Rescue of Severely Immunocompromised HIV‐Positive Persons. Part 6
This varicella outbreak in a facility for adults with intellectual and physical disabilities highlights several important aspects of varicella prevention and control. Residents affected by this outbreak had been living in residential settings for most of their lives. This presumably resulted in greater social isolation and fewer opportunities for exposure to varicella in childhood. Although current guidelines from the Advisory Committee on Immunization Practices state that birth before 1980 is evidence of varicella immunity for the general population, this may not be predictive of immunity for individuals who have lived in residential facilities since childhood. As a result of the outbreak, the Connecticut Department of Developmental Services amended its varicella guidelines for similar institutional settings to no longer accept birth before 1980 as evidence of varicella immunity for residents. Because of challenges in obtaining complete medical and vaccination histories and collecting serum specimens, it can be difficult to determine varicella immunity among residents of adult residential facilities. Thus, for residents for whom it is difficult to document a history of varicella disease or vaccination and challenging to obtain a serology specimen to assess immunity, the most efficient approach may be to screen all current and potential residents for evidence of immunity to varicella and to vaccinate susceptible individuals, even those born before 1980, prior to admission to the facility.

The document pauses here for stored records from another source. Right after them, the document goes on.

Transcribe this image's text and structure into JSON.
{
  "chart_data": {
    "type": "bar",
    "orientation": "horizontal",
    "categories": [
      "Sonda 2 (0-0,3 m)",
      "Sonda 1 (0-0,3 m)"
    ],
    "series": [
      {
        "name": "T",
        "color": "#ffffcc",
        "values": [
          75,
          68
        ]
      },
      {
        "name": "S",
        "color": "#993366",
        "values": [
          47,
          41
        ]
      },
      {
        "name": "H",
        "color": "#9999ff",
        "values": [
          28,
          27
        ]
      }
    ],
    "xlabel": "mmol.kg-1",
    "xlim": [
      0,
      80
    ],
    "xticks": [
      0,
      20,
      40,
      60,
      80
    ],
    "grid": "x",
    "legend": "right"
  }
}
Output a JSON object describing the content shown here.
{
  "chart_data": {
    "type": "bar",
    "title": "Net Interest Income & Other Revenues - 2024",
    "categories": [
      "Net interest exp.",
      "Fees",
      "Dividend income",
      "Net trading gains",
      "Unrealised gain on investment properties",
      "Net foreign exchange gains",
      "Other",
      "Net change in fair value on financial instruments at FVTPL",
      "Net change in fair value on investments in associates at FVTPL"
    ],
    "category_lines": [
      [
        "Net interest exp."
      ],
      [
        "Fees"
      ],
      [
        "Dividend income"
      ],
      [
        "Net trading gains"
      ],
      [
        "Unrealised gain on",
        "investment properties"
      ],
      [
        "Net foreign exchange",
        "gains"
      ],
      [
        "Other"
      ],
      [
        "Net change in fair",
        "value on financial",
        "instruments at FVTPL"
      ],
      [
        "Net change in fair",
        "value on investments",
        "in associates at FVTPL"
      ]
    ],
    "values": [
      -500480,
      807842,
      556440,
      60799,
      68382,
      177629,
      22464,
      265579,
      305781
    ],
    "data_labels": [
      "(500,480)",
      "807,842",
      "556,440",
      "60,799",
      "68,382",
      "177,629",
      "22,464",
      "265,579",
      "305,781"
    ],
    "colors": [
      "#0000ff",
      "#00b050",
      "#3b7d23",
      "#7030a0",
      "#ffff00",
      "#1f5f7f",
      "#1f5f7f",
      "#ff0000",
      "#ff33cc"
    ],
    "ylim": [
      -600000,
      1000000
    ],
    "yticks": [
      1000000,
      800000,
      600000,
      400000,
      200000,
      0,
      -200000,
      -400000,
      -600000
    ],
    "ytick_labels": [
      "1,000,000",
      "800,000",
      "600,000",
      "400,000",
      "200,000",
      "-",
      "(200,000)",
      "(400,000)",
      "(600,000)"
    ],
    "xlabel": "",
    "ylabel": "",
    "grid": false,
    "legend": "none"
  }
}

Varicella outbreaks have been described in other residential facilities for adults, including long‐term care facilities, hospitals, and prisons, but few have been described in residential settings for people with intellectual and physical disabilities. Other than young age at admission to a residential facility, we did not find any individual level risk factors for varicella among residents in this outbreak. Because most adults have naturally acquired immunity to varicella, varicella disease in adult settings typically does not spread extensively. Although the overall attack rate in this outbreak was high (16%) compared with that for other reported outbreaks among adults (0.2%–3.6%), disease presentation was not particularly severe. Adults, however, often have more severe disease with increased rates of mortality when they develop varicella. A varicella outbreak among adults with learning disabilities, the majority of whom have lived most of their lives in a residential facility in the Netherlands, resulted in a varicella‐related death.
Varicella is highly infectious; secondary attack rates in susceptible household contacts might reach 90%. Recommended control measures, such as airborne respiratory isolation measures or isolation of case patients to their own room, can be extremely difficult and expensive for residential facilities to implement. Case patients in this outbreak could not be effectively isolated alone in their rooms because they required 24‐h supervision for their personal safety. Due to their level of disability, residents did not have the capacity to follow basic infection control practices.